The alleged infirmities all concern the balance between rights of the victim and the accused:
- The ballot question says victims’ rights would be protected “with equal force” to those of the accused, but the amendment itself uses different language: victims’ rights would be protected “in a manner no less vigorous than” the accused’s. Thus, it’s possible for a victim’s protections to exceed, and not merely “equal” (as the ballot question put it), those of the defendant.
- Marsy’s Law gave a crime victim the right “to attend all proceedings involved in the case,” which meant a judge could no longer exclude the victim when necessary to protect the defendant’s rights — a change that the ballot question didn’t expressly state.
- Although the ballot question assured voters that the accused’s “federal constitutional rights” would remain intact, it did not state that this would replace language that had more broadly protected defendants by providing that a victim’s rights would not limit “any right of the accused which may be provided by law.”
Those claimed inconsistencies prompted the trial court to strike down the amendment for three related reasons: (1) the ballot question didn’t capture “every essential” feature of the proposed amendment; (2) it was misleading; and (3) it should have been posed as two separate questions.

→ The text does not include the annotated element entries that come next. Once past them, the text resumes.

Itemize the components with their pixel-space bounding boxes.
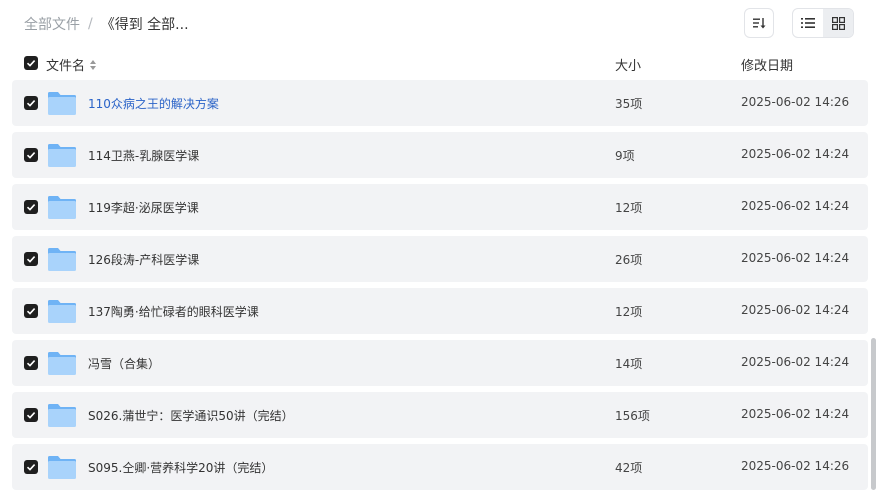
folder-icon — [48, 300, 76, 323]
row-checkbox[interactable] — [24, 252, 38, 266]
file-name[interactable]: 119李超·泌尿医学课 — [88, 199, 199, 216]
file-size: 42项 — [615, 461, 643, 475]
table-row[interactable]: 126段涛-产科医学课 26项 2025-06-02 14:24 — [12, 236, 868, 282]
table-row[interactable]: S095.仝卿·营养科学20讲（完结） 42项 2025-06-02 14:26 — [12, 444, 868, 490]
file-modified: 2025-06-02 14:24 — [741, 355, 850, 369]
column-header-modified[interactable]: 修改日期 — [741, 55, 793, 74]
file-size: 14项 — [615, 357, 643, 371]
table-row[interactable]: 114卫燕-乳腺医学课 9项 2025-06-02 14:24 — [12, 132, 868, 178]
folder-icon — [48, 196, 76, 219]
file-size: 26项 — [615, 253, 643, 267]
breadcrumb: 全部文件 / 《得到 全部... — [24, 14, 189, 34]
table-row[interactable]: 110众病之王的解决方案 35项 2025-06-02 14:26 — [12, 80, 868, 126]
file-modified: 2025-06-02 14:24 — [741, 303, 850, 317]
row-checkbox[interactable] — [24, 148, 38, 162]
list-view-icon — [801, 18, 815, 28]
check-icon — [26, 360, 36, 367]
table-row[interactable]: 137陶勇·给忙碌者的眼科医学课 12项 2025-06-02 14:24 — [12, 288, 868, 334]
column-header-size[interactable]: 大小 — [615, 55, 641, 74]
column-header-name-label: 文件名 — [46, 59, 86, 74]
file-size: 9项 — [615, 149, 635, 163]
column-header-name[interactable]: 文件名 — [46, 55, 97, 74]
row-checkbox[interactable] — [24, 200, 38, 214]
file-modified: 2025-06-02 14:24 — [741, 407, 850, 421]
breadcrumb-root-link[interactable]: 全部文件 — [24, 14, 80, 34]
check-icon — [26, 464, 36, 471]
check-icon — [26, 100, 36, 107]
file-name[interactable]: 冯雪（合集） — [88, 355, 160, 372]
table-row[interactable]: 冯雪（合集） 14项 2025-06-02 14:24 — [12, 340, 868, 386]
folder-icon — [48, 352, 76, 375]
table-header: 文件名 大小 修改日期 — [0, 52, 868, 76]
check-icon — [26, 308, 36, 315]
sort-button[interactable] — [744, 8, 774, 38]
check-icon — [26, 204, 36, 211]
folder-icon — [48, 92, 76, 115]
grid-view-icon — [831, 16, 845, 30]
view-toggle — [792, 8, 854, 38]
breadcrumb-current: 《得到 全部... — [100, 17, 189, 33]
file-name[interactable]: S095.仝卿·营养科学20讲（完结） — [88, 459, 273, 476]
file-modified: 2025-06-02 14:26 — [741, 95, 850, 109]
folder-icon — [48, 456, 76, 479]
file-size: 156项 — [615, 409, 650, 423]
folder-icon — [48, 248, 76, 271]
file-name[interactable]: 126段涛-产科医学课 — [88, 251, 199, 268]
file-modified: 2025-06-02 14:24 — [741, 147, 850, 161]
file-name[interactable]: 110众病之王的解决方案 — [88, 95, 219, 112]
select-all-checkbox[interactable] — [24, 56, 38, 70]
check-icon — [26, 60, 36, 67]
folder-icon — [48, 144, 76, 167]
file-size: 12项 — [615, 201, 643, 215]
file-name[interactable]: S026.蒲世宁：医学通识50讲（完结） — [88, 407, 294, 424]
check-icon — [26, 152, 36, 159]
sort-icon — [753, 18, 766, 29]
file-modified: 2025-06-02 14:24 — [741, 251, 850, 265]
grid-view-button[interactable] — [823, 9, 853, 37]
file-modified: 2025-06-02 14:26 — [741, 459, 850, 473]
scrollbar-thumb[interactable] — [871, 338, 876, 490]
table-row[interactable]: 119李超·泌尿医学课 12项 2025-06-02 14:24 — [12, 184, 868, 230]
row-checkbox[interactable] — [24, 356, 38, 370]
row-checkbox[interactable] — [24, 96, 38, 110]
file-name[interactable]: 137陶勇·给忙碌者的眼科医学课 — [88, 303, 259, 320]
check-icon — [26, 412, 36, 419]
file-modified: 2025-06-02 14:24 — [741, 199, 850, 213]
row-checkbox[interactable] — [24, 460, 38, 474]
file-name[interactable]: 114卫燕-乳腺医学课 — [88, 147, 199, 164]
sort-toggle-icon — [90, 59, 97, 70]
file-size: 35项 — [615, 97, 643, 111]
breadcrumb-separator: / — [88, 16, 93, 32]
check-icon — [26, 256, 36, 263]
file-size: 12项 — [615, 305, 643, 319]
list-view-button[interactable] — [793, 9, 823, 37]
row-checkbox[interactable] — [24, 304, 38, 318]
row-checkbox[interactable] — [24, 408, 38, 422]
folder-icon — [48, 404, 76, 427]
table-row[interactable]: S026.蒲世宁：医学通识50讲（完结） 156项 2025-06-02 14:… — [12, 392, 868, 438]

The court stayed its decision, however, meaning Marsy’s Law remains the law of Wisconsin pending resolution of the appeal.
Attorneys from the state Department of Justice are defending the amendment on behalf of the Wisconsin Elections Commission. They highlight the legislature’s broad discretion to craft ballot questions and dispute the perceived inaccuracies. They argue the legislature’s duty is to write a concise question understandable by an average high schooler, which means it cannot tease out and explain every potential effect. Other notices available to voters, including the full text of the amendment, are meant to fill in some of those details.
The precedent governing these questions is thin, a gap that the court of appeals emphasized in certifying the appeal to go directly to the state supreme court. The century-old “every essential” test has never been used to invalidate or uphold a ballot question, and the court of appeals has questioned “whether there is a workable standard as to what constitutes an ‘essential element.’”³ Meanwhile, how is a court to evaluate whether a particular question was misleading? Is it an objective test, based on the likely understanding of the average voter? That’s the approach the court of appeals anticipated, but it punted to the supreme court to secure a definitive answer to these questions.
The case therefore goes far deeper than the survival of Marsy’s Law. To resolve the fate of this amendment, the court is likely to clarify the standards that will govern how future constitutional questions in Wisconsin are presented to the voting public.